Roth v. Cox

HUTCHESON, Chief Judge

(dissenting).

I go along with the majority through page five of the opinion. I part company with them thereafter, and the reason I do is because the opinion, in dealing with the binding force of the three year period of limitation fixed in and by the Jones Act as to actions brought un*81der it assumes that the right of action sued on in this suit is afforded by that act, when the exact contrary of this is thus carefully pointed out earlier in the opinion. Saying, “Thus, there is nothing in the Jones Act which grants to seamen a right to bring an action against anyone except his employer and as the Act does not in terms provide for survival of actions against the estate of the deceased tort-feasor”, the majority then goes on to say, “we are unwilling as in Nordquist v. United States Trust Co. of New York, 2 Cir., 188 F.2d 776, to supply what the Congress omitted by reading a survival proviso into the statute where no legislative intent therefor is discoverable. If the law is to be changed it ought to be by an Act of Congress.”

Notwithstanding this express and vigorous holding that the Jones Act does not grant to the seaman in this case a right to bring the action brought here, and that the action is afforded by the Statutes of Florida, the opinion goes on to say: “This brings us to the question whether this suit brought on the common law side of the District Court to enforce a right of action granted by the Jones Act (emphasis supplied by me) may be commenced within three years after the cause of action accrues, or whether the Florida statute of nonclaim * * * will apply.”

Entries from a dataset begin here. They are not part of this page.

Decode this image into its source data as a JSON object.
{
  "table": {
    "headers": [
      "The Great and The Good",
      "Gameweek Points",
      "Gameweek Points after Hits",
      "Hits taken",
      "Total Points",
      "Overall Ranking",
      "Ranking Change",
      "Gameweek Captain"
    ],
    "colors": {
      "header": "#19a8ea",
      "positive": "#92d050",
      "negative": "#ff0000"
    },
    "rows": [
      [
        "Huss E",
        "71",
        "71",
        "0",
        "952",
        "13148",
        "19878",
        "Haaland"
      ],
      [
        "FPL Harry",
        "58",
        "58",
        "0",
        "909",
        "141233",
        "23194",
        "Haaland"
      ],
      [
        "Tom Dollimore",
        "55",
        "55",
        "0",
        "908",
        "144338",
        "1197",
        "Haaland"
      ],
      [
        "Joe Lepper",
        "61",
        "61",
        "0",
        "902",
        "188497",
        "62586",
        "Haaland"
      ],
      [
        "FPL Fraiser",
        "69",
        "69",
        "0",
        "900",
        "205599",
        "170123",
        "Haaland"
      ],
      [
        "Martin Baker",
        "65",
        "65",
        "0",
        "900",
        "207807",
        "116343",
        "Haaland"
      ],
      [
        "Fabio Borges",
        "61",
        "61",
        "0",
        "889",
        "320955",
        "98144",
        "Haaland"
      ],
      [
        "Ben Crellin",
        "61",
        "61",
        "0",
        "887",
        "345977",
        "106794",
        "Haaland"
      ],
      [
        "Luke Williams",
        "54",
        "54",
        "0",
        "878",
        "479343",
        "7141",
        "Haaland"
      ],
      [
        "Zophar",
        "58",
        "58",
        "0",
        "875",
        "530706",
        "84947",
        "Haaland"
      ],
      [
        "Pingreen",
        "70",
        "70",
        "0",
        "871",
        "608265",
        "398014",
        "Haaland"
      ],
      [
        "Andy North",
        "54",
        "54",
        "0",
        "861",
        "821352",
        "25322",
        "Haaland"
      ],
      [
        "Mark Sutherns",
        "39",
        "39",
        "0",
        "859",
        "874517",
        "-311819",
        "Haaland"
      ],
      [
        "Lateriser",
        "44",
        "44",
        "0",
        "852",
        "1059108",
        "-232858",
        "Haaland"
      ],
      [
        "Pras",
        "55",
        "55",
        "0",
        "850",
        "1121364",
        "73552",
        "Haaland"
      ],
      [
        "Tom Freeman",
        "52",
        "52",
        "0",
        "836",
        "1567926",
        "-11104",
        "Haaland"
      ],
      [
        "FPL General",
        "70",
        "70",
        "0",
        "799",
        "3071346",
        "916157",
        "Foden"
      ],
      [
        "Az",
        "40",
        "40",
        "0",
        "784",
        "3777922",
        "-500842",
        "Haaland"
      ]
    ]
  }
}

With deference, this assumption that the suit is brought to enforce a right of action granted by the Jones Act is contrary to the fact and law of the case, and throws the whole case out of focus by presenting as the question for decision a question that is not here for decision. What is for decision here is this: May the representative of a seaman, who has elected to sue at law upon a cause of action, the creature of a state statute, take so much of the state law as he likes and reject so much of it as he does not like, or must he take the statutory cause of action cum onere, the bitter with the sweet.

I think it has been precisely and many times decided that he must so take it. This was decided in The Harrisburg case, 119 U.S. 199, 214, 7 S.Ct. 140, 30 L.Ed. 358, and in Western Fuel Co. v. Garcia, 257 U.S. 233, 42 S.Ct. 89, 66 L. Ed. 210, and that case has been uniformly followed and never departed from. As late as in Levinson v. Deu-pree, 345 U.S. 648, 651, 73 S.Ct. 914, 97 L.Ed. 1319 the Supreme Court reaffirmed the principle, while in Continental Cas. Co. v. Benny Skou, 4 Cir., 200 F.2d 246, 250, there is an excellent discussion of it, Cf. Caldarola v. Eckert, 332 U.S. 155, 67 S.Ct. 1569, 91 L.Ed. 1968, Engel v. Davenport, 271 U.S. 33, 38, 46 S.Ct. 410, 70 L.Ed. 813, and Lindgren v. United States, 281 U.S. 38, 50 S.Ct. 207, 74 L.Ed. 686, are correctly cited by the majority as holding that the Jones Act covers the entire field of liability for injuries to seamen as congress has there laid it down. Indeed Lindgren applied the rule so rigidly that it rejected the application of the Virginia death statute on the ground that the Jones Act was complete and comprehensive, and since, under the circumstances of that case, it did not afford a right of action, state law could not be looked to to supplement its coverage.

In Just v. Chambers, 312 U.S. 383, 61 S.Ct. 687, 85 L.Ed. 903, the Supreme Court of the United States rejected the view of the majority of this court, 113 F.2d 106, that since the action there sought to be maintained was not afforded by the Jones Act, resort could not be had to the action afforded by the Florida State Statutes in favor of the view of the minority, 113 F.2d at page 110, that it could be, and there laid down the rule applicable and controlling here. This is that, though no right of action was afforded under federal law, the seaman was permitted to sue under the State Act, and the suit was not in breach of the uniformity required in admiralty. Thus reaffirming the rule that, though no action was afforded in admiralty, the State Court action for death could be resorted to by a seaman’s representative.

The majority has correctly, I think, held that the Jones Act does not afford the right of action asserted, the State *82Statutes do.- If "the action sued on is that afforded by the State, then it must be taken cum onere, and it may not, I think, be held, as the majority opinion does, that though the Jones Act does not afford the action and the State Statute does, the representative of a seaman suing under the State Action is in a different situation from an ordinary litigant in Florida, in this, that whereas the statute invoked in this case would certainly be valid as to, and a bar against, such a litigant, it would not be as to the plaintiff because his action was brought for the benefit of a seaman. To my mind, reason and authority join in rejecting this view. I respectfully dissent.

Rehearing denied; HUTCHESON, Chief Judge, dissenting.